Décision de la présidence
Le Président : Je suis maintenant prêt à rendre ma décision sur les deux rappels au Règlement soulevés au sujet d’incidents de désordre survenus à la Chambre.
Le premier rappel au Règlement a été soulevé le 24 novembre 2011 par le secrétaire parlementaire du leader du gouvernement à la Chambre des communes au sujet du désordre qui s’est produit à la tribune le 23 novembre 2011. Le second est le rappel au Règlement soulevé par le député de Toronto-Centre au sujet du désordre ayant eu lieu sur le parquet lors de la tenue d’un vote le 28 novembre 2011 et par la suite dans la tribune.
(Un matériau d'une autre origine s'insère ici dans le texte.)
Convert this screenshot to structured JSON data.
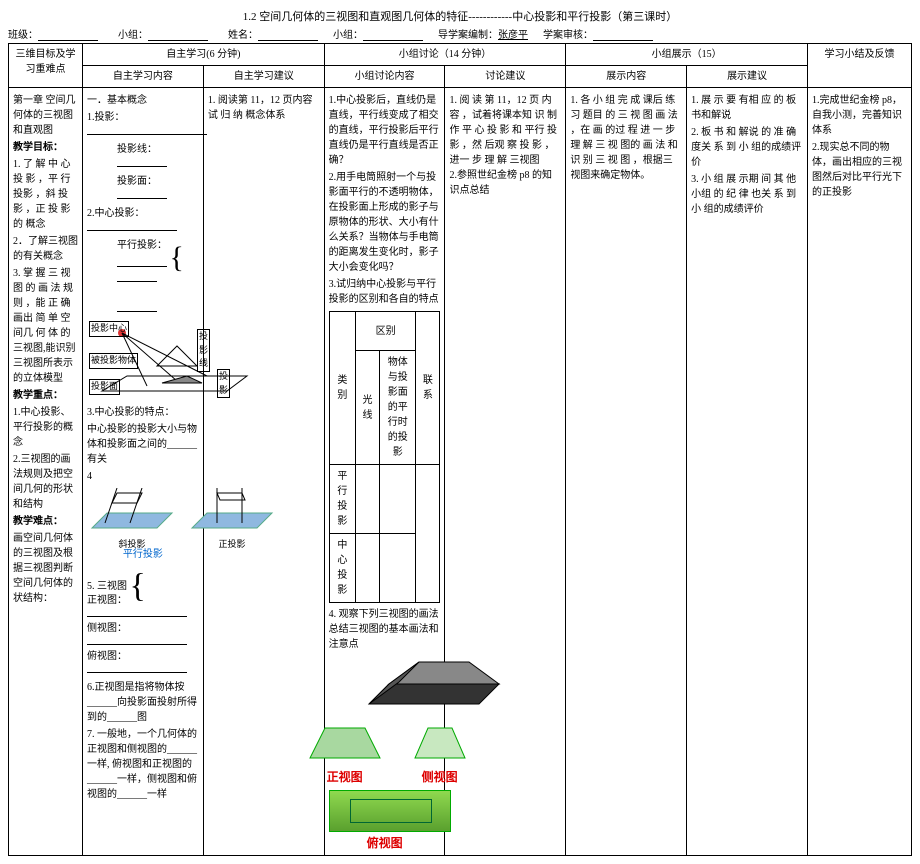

Je remercie le secrétaire parlementaire du leader du gouvernement à la Chambre et le député de Toronto-Centre d’avoir soulevé ces questions. Je remercie également le très honorable premier ministre, l’honorable ministre d’État et whip en chef du gouvernement, le leader à la Chambre de l’Opposition officielle, la whip en chef de l’Opposition et les députés de Malpeque, de Churchill et d’Acadie—Bathurst pour leurs interventions.
Les incidents ayant donné lieu au premier de ces rappels au Règlement sont les suivants. Le 23 novembre, après la mise aux voix par appel nominal de la motion d’attribution de temps aux étapes du rapport et de la troisième lecture du projet de loi C-18, Loi réorganisant la Commission canadienne du blé et apportant des modifications corrélatives et connexes à certaines lois, l’ordre a été troublé lorsqu’un manifestant dans la tribune a brandi une pancarte et s’est mis à crier. Les travaux de la Chambre ont été interrompus pendant que les services de sécurité faisaient sortir l’individu en question. Pendant ce temps, certains députés de l’opposition acclamaient et encourageaient le manifestant.
Le lendemain, le secrétaire parlementaire a pris la parole et a affirmé que le manifestant avait été parrainé par l’honorable députée de Churchill. Il a ensuite allégué que celle-ci, ainsi que ses collègues, savaient à l’avance que ce geste de protestation se produirait. Il a soutenu que cela apparaissait clairement du fait que plusieurs députés avaient leur caméra à la main et qu’ils acclamaient et encourageaient le manifestant. Il a affirmé que ce comportement de la part de députés de l’opposition constituait un affront à la dignité de la Chambre et minait le respect envers les institutions parlementaires.
En guise de réponse, la whip en chef de l’Opposition a reconnu que la députée de Churchill avait fourni à au moins huit personnes des laissez-passer pour la tribune, mais elle a affirmé catégoriquement que cette dernière n’avait pas été prévenue du geste de protestation et qu’elle n’en était d’aucune façon responsable — même qu’elle regrettait que l’incident se soit produit. La députée de Churchill a plus tard confirmé elle-même cette version des faits lorsqu’elle a abordé le sujet le 28 novembre, à la page 3684 des Débats.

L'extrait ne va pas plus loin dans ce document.